Harvard alumni in PH unite for a cause
It is one of the most renowned and elite learning institutions in the world.
And back in the Philippines, the growing roster of alumni of Harvard University is equally renowned, with most counting themselves among the who’s who of the public and private sectors.
Recently, these alumni convened in Makati City to mark another year of the Harvard Club of the Philippines.
For the 2014-2016 period, the group will be headed by banker Ma. Cristina Go (Harvard MBA 1996) who takes over from lawyer Sylvette Tankiang (Harvard LLM 1986).
And as head of a high-powered group that counts as its members public and private sector movers and shakers — like three generations of the Zobel family, and local and national government officials like Vice President Jejomar Binay — Go has big plans for the organization.
At the top of Go’s to-do list is an initiative she calls “One Harvard”.
At its core is a move to unify the four different Harvard Clubs in the country, each of which is composed of alumni from the university’s four main programs: the law school, the business school, the Kennedy School of Government and the undergraduate college.
Each sub-unit of the umbrella Harvard Club has over 200 members. Together, these alumni can do more.
“What we want is to have stronger collaboration among alumni from these schools,” Go said. “We want our members to be more engaged in our activities and advocacies.”
Go also wants to set up a permanent office for the organization, with a shared secretariat for all the four sub-groups to foster regular communication (including via increasingly popular social media platforms).
At the same time, the organization wants to make sure that Philippine-based Harvard graduates stick as close as possible to the ideals of excellence espoused by the university, even when they’re half a world away.

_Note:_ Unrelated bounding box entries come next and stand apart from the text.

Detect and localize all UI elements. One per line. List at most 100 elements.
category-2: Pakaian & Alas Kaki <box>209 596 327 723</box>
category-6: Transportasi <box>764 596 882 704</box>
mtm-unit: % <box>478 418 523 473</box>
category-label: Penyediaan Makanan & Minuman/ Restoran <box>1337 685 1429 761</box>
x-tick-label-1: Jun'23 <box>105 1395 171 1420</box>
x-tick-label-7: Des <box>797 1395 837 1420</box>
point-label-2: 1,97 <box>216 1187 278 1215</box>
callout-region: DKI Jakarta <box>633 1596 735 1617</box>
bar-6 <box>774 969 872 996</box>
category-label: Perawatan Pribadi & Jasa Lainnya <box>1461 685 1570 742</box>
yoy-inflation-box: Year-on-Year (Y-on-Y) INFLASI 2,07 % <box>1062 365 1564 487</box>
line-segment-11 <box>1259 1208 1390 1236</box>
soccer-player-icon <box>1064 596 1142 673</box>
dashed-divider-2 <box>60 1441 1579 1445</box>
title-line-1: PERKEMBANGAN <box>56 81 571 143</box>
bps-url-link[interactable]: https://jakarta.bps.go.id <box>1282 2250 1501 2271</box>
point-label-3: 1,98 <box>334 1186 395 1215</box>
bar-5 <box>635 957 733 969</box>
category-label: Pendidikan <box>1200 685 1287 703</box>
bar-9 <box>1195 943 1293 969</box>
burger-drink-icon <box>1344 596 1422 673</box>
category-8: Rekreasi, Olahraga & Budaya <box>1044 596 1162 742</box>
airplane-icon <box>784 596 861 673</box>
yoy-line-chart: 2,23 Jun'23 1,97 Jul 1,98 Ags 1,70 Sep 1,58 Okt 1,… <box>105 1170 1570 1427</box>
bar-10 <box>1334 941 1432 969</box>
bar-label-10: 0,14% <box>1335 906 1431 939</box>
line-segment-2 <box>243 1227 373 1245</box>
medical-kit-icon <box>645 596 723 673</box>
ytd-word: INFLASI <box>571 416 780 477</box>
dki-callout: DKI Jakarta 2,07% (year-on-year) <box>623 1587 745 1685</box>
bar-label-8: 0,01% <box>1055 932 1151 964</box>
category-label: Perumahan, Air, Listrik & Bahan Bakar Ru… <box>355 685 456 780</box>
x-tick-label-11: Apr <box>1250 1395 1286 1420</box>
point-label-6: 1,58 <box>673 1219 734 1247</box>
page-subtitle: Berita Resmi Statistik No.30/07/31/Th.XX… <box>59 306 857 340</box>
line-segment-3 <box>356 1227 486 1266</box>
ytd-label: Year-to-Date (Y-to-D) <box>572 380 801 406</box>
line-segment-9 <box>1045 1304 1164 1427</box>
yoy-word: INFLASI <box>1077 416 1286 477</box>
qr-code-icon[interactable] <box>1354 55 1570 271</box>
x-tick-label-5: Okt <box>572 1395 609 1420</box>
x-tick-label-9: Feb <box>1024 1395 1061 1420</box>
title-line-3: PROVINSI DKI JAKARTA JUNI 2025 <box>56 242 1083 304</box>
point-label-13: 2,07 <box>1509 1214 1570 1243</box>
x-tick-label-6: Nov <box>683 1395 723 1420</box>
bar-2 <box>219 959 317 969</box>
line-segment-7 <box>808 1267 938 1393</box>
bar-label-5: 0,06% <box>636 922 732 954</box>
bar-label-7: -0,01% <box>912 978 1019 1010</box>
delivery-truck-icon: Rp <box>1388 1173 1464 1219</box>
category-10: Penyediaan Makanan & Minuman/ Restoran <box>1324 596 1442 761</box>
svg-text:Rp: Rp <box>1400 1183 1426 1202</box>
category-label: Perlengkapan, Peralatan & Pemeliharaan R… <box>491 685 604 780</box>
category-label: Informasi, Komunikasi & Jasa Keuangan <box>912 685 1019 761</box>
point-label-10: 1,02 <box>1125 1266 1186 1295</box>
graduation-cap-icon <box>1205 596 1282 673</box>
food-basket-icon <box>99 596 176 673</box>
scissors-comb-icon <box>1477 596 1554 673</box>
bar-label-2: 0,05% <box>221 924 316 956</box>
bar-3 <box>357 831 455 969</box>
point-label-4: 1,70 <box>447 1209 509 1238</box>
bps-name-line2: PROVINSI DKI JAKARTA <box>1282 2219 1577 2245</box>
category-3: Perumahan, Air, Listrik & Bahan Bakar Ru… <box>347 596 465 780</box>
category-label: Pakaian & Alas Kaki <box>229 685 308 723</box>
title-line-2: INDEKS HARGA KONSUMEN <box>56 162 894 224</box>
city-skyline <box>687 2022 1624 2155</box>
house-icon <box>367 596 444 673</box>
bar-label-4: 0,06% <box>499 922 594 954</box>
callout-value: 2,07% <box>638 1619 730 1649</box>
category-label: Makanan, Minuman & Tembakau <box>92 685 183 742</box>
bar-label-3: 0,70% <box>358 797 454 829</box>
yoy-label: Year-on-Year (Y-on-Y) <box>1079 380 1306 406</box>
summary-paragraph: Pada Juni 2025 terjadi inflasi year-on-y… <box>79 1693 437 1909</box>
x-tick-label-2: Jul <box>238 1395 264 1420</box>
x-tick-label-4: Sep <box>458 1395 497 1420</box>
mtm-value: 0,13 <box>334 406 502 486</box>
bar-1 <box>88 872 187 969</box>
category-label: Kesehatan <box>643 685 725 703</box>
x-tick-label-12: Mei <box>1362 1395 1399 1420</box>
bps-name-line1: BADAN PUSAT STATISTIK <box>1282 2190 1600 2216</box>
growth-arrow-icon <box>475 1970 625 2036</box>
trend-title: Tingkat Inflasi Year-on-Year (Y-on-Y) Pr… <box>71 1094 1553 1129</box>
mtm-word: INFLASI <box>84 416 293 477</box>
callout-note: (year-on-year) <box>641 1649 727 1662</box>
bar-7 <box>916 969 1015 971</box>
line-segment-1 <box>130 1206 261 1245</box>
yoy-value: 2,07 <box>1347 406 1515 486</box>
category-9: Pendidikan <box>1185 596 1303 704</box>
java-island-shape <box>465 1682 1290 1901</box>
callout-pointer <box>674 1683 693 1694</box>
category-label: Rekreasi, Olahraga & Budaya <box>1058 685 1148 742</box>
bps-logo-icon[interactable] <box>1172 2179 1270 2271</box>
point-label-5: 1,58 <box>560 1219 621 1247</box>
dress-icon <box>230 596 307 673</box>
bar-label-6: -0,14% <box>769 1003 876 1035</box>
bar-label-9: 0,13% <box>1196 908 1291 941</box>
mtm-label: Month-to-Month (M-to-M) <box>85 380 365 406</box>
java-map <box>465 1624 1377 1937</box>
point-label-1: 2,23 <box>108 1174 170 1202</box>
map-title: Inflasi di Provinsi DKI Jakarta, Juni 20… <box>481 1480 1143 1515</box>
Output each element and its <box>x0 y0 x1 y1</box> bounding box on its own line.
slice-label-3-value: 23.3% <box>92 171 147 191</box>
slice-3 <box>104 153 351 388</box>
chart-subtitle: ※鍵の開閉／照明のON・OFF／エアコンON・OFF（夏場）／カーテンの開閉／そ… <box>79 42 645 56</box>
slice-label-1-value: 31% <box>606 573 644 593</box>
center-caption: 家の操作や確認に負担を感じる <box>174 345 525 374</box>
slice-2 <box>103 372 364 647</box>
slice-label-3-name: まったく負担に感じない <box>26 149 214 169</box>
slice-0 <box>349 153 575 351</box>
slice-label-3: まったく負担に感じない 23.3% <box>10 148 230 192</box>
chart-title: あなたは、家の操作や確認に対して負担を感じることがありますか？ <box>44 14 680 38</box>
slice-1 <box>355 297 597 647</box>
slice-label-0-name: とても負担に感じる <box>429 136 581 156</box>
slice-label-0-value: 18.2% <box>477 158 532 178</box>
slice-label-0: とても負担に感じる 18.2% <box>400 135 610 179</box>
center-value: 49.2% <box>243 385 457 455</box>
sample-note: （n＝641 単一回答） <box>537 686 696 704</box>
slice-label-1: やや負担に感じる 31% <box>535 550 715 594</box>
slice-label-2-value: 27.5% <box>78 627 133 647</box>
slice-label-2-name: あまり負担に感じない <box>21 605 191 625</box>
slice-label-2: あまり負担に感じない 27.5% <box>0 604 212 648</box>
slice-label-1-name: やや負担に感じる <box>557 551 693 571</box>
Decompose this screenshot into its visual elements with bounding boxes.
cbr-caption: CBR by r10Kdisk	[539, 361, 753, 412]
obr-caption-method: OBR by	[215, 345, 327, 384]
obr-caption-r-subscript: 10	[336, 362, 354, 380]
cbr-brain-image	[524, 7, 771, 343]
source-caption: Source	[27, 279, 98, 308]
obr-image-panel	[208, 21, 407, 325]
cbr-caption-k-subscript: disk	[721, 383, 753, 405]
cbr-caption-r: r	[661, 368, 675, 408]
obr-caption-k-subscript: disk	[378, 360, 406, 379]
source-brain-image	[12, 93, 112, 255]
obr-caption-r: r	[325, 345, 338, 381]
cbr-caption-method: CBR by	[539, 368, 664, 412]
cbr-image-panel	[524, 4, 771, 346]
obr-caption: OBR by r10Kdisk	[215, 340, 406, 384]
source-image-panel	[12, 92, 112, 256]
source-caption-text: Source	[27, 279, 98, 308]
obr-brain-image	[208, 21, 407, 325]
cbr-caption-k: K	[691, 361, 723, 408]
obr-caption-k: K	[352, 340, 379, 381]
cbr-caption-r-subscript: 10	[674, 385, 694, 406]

“We have programs and activities that espouse tight relationships with Harvard and we want to continue them, and even increase them, if possible,” Go said, pointing to periodic meetings where Harvard professors are invited to visit the country and give lectures and speeches.
And, of course, no group will be complete if it lacks corporate social responsibility initiatives that respond to the natural calamities that befall the country with increasing regularity.
The Harvard Club, in fact, responded to the Bohol earthquake and Supertyphoon Yolanda last year by raising funds — almost P5 million, to date — to construct new school buildings in the affected areas.
Most importantly, the local chapter of the Harvard Club is eager to help its alumni and the broader public strive for excellence in an increasingly competitive global economic environment.
In fact, the immediate concern of keeping the country competitive ahead of next year’s Asean Economic Community integration was stressed by the group’s guest, former President Fidel Ramos, in his remarks to the alumni during its recent induction of officers.
His message, though long, was simple: Think big, because the Filipino is capable of great things.
This can-do attitude is not too different from the principles espoused at Harvard.